“This is what happens in a dictatorship, and these are test cases,” said Eric Lee, a lawyer who represents Momodou Taal, a Cornell University Ph.D. student and advocate for Palestinian rights whose visa was revoked. “If the government can get away with doing this to these students, it can do it to everybody in this country. Your citizenship won’t save you. … Your views will be next.”
Taal sued the government on the grounds of free speech this year. After the case was filed, Immigration and Customs Enforcement called on Taal to turn himself in for deportation. Taal didn’t turn himself in and continued the case until just over a week ago, when he issued a public statement on X sharing that he had left the country.
“Given what we have seen across the United States,” he wrote, “I have lost faith that a favourable ruling from the courts would guarantee my personal safety and ability to express my beliefs. I have lost faith I could walk the streets without being abducted.”
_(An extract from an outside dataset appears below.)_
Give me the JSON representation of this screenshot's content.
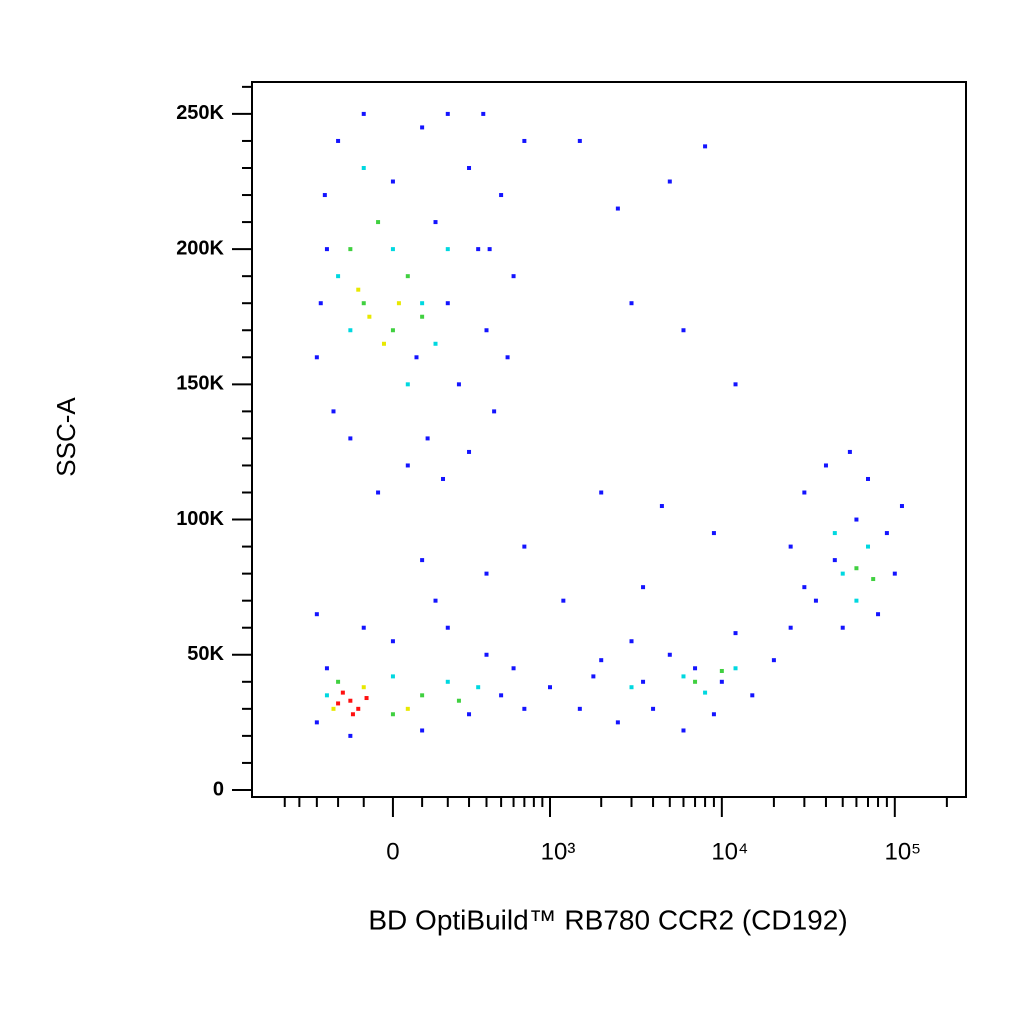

The suit has now been withdrawn, but Taal’s lawyers say the implications of this case go well beyond their client.
“The First Amendment applies to people who are physically in the United States, regardless of their alienage, regardless of what country they were born in, regardless of the color of their skin, regardless of their immigration status,” Lee said. “By … saying that attending a protest makes one a threat to American foreign policy, the administration is admitting that the Constitution is getting in the way of the fight for democracy. Something is not right there.”